Apri gli occhi. Guardati attorno. Tutta questa gente ammassata, cosa ci fai in mezzo a loro? E dire che la odi, la metro. Odi qualsiasi mezzo di trasporto in realtà: gli autobus antiquati, la metropolitana affollata, il rumore del tram che passa attraverso le cuffie con cui ti anestetizzi dalle chiacchiere banali della gente, i taxi che si fermano sempre davanti agli altri e MAI di fronte a te che ti sbracci. Meglio camminare, ma oggi avevi fretta e questo è il risultato.

All’avvicinarsi della fermata inizi una lunga e penosa manovra di avvicinamento all’uscita.

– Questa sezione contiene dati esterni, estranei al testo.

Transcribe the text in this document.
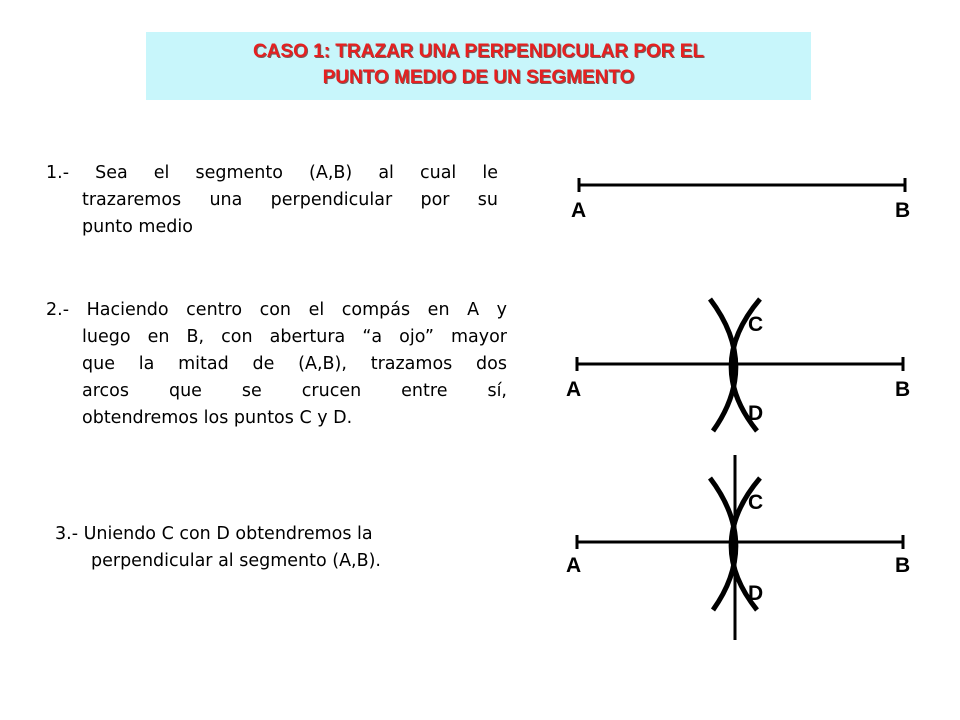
CASO 1: TRAZAR UNA PERPENDICULAR POR EL
PUNTO MEDIO DE UN SEGMENTO
1.- Sea el segmento (A,B) al cual le
trazaremos una perpendicular por su
punto medio
2.- Haciendo centro con el compás en A y
luego en B, con abertura “a ojo” mayor
que la mitad de (A,B), trazamos dos
arcos que se crucen entre sí,
obtendremos los puntos C y D.
3.- Uniendo C con D obtendremos la
perpendicular al segmento (A,B).
A	B
A	B
C
D
A	B
C
D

Sgomitando fra automi con lo sguardo fisso sul cellulare, giovani dalla voce troppo alta ed insopportabili personaggi tanto gentili che ti ostacolano cercando di facilitarti il passaggio, riesci ad arrivare alle porte, e appena la tua via di fuga si spalanca ti incunei fra una massa disordinata di idioti che pretendono di salire senza far prima scendere gli altri. Esci, ti allontani a fatica, e proprio in quel momento una spallata ben assestata ti fa cadere la borsa. Ed è troppo, più di quanto tu sia abituata a sopportare, ma quando si offrono di aiutarti a raccogliere le tue cose sparpagliate a terra, sfoggi un sorriso cordiale. «Non è niente, cose che capitano», ecco quel che ti esce dalla bocca.

Cammini per i corridoi, passando vicino ad extracomunitari che vendono ciarpame in bancarelle improvvisate e ad altri che chiedono l’elemosina, vorresti gridare AIUTIAMOLI A CASA LORO, così, giusto per vedere l’effetto che fa, ma prosegui. Sali veloce i gradini, arrivi all’aperto e la coltre di smog per un attimo ti mozza il respiro. Il maledetto traffico della città, aggiungilo alla lista delle cose che odi, assieme alle insegne luminose dei negozi, gli artisti di strada, i fast food, il kebab, i marciapiedi zozzi, le persone che parlano negli auricolari, DIO PERCHE’ TI STAI FACENDO QUESTO?

Brava, non chiedertelo. Ignora la difficoltà a respirare, il sudore che cola. Entra nel parco, cammina veloce verso la collinetta laggiù in fondo, attraversa il prato senza pensare a tutti quelli che hanno fatto cagare lì i loro cani senza raccoglierne i bisogni, ai ragazzi strafatti che hanno abbandonato i mozziconi delle loro maledette canne, alla voglia che hai di urlare INCIVILI DEL CAZZO QUESTO POSTO È DI TUTTI!

La lista delle cose che odi, ci vorrebbero anni a compilarla. Faresti prima con le cose che apprezzi: i vecchi film, le camminate, i bambini. Quando non piangono o strillano, s’intende.

Oh già, e quell’altra cosa. Quella per cui oggi sei così sorridente.
Brava, corrigli incontro rischiando di inciampare a causa delle scarpe col tacco che non sopporti. Goditi lo spettacolo di quella sua orribile camicia a fiori, delle zanzare che vi attorniano, riempiti le orecchie della musica di merda che ascoltano i due ragazzini poco più in là.
E poi dimentica tutto per un lungo, indimenticabile attimo.